With the iron upgrade, would he have the option of converting to 45 output tube op points?



Offline absolutk

  • Newbie
  • *
    • Posts: 6
Reply #21 on: August 11, 2020, 09:41:00 PM
I'll clarify - I would *love* to pursue the iron upgrade. It's just that I'm stuck in a rut amongst two audio projects (this and a small solid state integrated); I need a simple win to get unjammed. On both, it's the chassis.

Is there a universal method used to secure the Paramour plate to a chassis? Internet pictures don't seem to indicate so. Right now they sit atop two rough rectangular frames, unsecured. I suppose I'd have to measure/drill holes and screw them into the chassis I design?

Also, would it be a major faux pas to move the I/Os to the rear instead of the top? Is having them on the top a Bottlehead signature?



Offline Paul Birkeland

  • Global Moderator
  • Hero Member
  • *****
    • Posts: 19696
Reply #22 on: August 12, 2020, 07:02:00 AM
The iron upgrade does indeed open up the #45 more so than the stock iron.

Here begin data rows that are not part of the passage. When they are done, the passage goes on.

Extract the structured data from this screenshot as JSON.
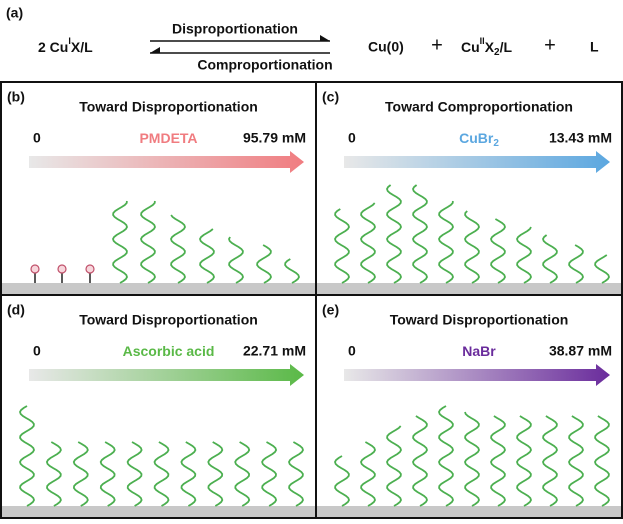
{
  "header": {
    "label": "(a)",
    "reactant": [
      "2 Cu",
      "I",
      "X/L"
    ],
    "forward": "Disproportionation",
    "backward": "Comproportionation",
    "products": {
      "copper": "Cu(0)",
      "plus1": "+",
      "complex": [
        "Cu",
        "II",
        "X",
        "2",
        "/L"
      ],
      "plus2": "+",
      "ligand": "L"
    }
  },
  "panels": [
    {
      "label": "(b)",
      "title": "Toward Disproportionation",
      "start": "0",
      "reagent": [
        "PMDETA"
      ],
      "end": "95.79 mM",
      "color": "#f07c80"
    },
    {
      "label": "(c)",
      "title": "Toward Comproportionation",
      "start": "0",
      "reagent": [
        "CuBr",
        "2"
      ],
      "end": "13.43 mM",
      "color": "#5ba7e0"
    },
    {
      "label": "(d)",
      "title": "Toward Disproportionation",
      "start": "0",
      "reagent": [
        "Ascorbic acid"
      ],
      "end": "22.71 mM",
      "color": "#5ab947"
    },
    {
      "label": "(e)",
      "title": "Toward Disproportionation",
      "start": "0",
      "reagent": [
        "NaBr"
      ],
      "end": "38.87 mM",
      "color": "#6a2c9c"
    }
  ]
}
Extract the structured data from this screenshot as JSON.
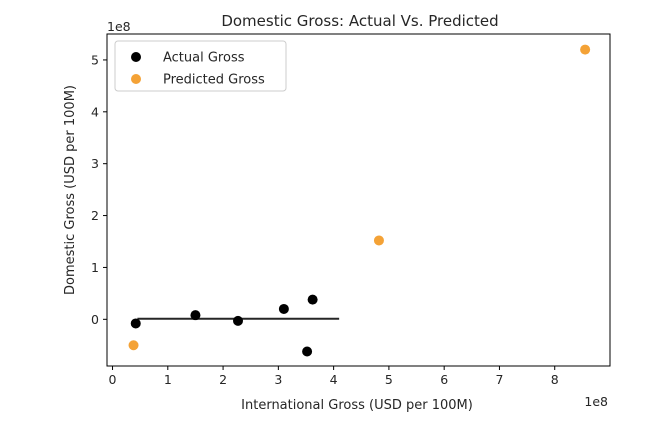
{
  "chart_data": {
    "type": "scatter",
    "title": "Domestic Gross: Actual Vs. Predicted",
    "xlabel": "International Gross (USD per 100M)",
    "ylabel": "Domestic Gross (USD per 100M)",
    "x_offset_text": "1e8",
    "y_offset_text": "1e8",
    "xlim": [
      -0.1,
      9.0
    ],
    "ylim": [
      -0.9,
      5.5
    ],
    "xticks": [
      0,
      1,
      2,
      3,
      4,
      5,
      6,
      7,
      8
    ],
    "yticks": [
      0,
      1,
      2,
      3,
      4,
      5
    ],
    "legend_position": "top-left",
    "grid": false,
    "series": [
      {
        "name": "Actual Gross",
        "color": "#000000",
        "points": [
          {
            "x": 0.42,
            "y": -0.08
          },
          {
            "x": 1.5,
            "y": 0.08
          },
          {
            "x": 2.27,
            "y": -0.03
          },
          {
            "x": 3.1,
            "y": 0.2
          },
          {
            "x": 3.52,
            "y": -0.62
          },
          {
            "x": 3.62,
            "y": 0.38
          }
        ]
      },
      {
        "name": "Predicted Gross",
        "color": "#f4a236",
        "points": [
          {
            "x": 0.38,
            "y": -0.5
          },
          {
            "x": 4.82,
            "y": 1.52
          },
          {
            "x": 8.55,
            "y": 5.2
          }
        ]
      }
    ],
    "fit_line": {
      "color": "#262626",
      "x": [
        0.45,
        4.1
      ],
      "y": [
        0.01,
        0.01
      ]
    }
  }
}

No, it's not a faux pas to mess with the enclosure design.  We use the plate and base method because it's incredibly easy to go back in and fix issues or apply modifications down the road compared to having components mounted to multiple panels at different angles.  Here is an example of a pair of Paramour monoblocks that I converted into a stereo amp.

You can get binding posts intended for speakers and just install them through the wood base.  I sell a metal plate and IEC power entry module on eBay that can be installed into wood with a hole saw and some wood screws.  To move the RCA jacks to the wood base, I install the RCA jack on the biggest fender washer I can find, prewire the RCA jack, drill a hole in the base, then use polyurethane adhesive to glue the fender washer to the wood.  If you have an oil finish on the base, you'd need to sand it off first.

Paul "PB" Birkeland

Bottlehead Grunt & The Repro Man


Offline Natural Sound

  • Sr. Member
  • ****
    • Posts: 998
Reply #23 on: August 12, 2020, 08:06:56 AM
Is there a universal method used to secure the Paramour plate to a chassis? Internet pictures don't seem to indicate so. Right now they sit atop two rough rectangular frames, unsecured. I suppose I'd have to measure/drill holes and screw them into the chassis I design?

Most people are fine with using gravity to hold the top plate in place. But I understand that there are some instances where this is insufficient. What I've seen most commonly here is to glue some wood blocks in the corners of the wood base and then drill some holes in the top plate. Then it's just a matter of screwing the top plate down into the newly installed blocks.

Alternatively you can purchase some bamboo bases from Blumenstein Audio. Their design captures the top plate in a groove around the top of the base.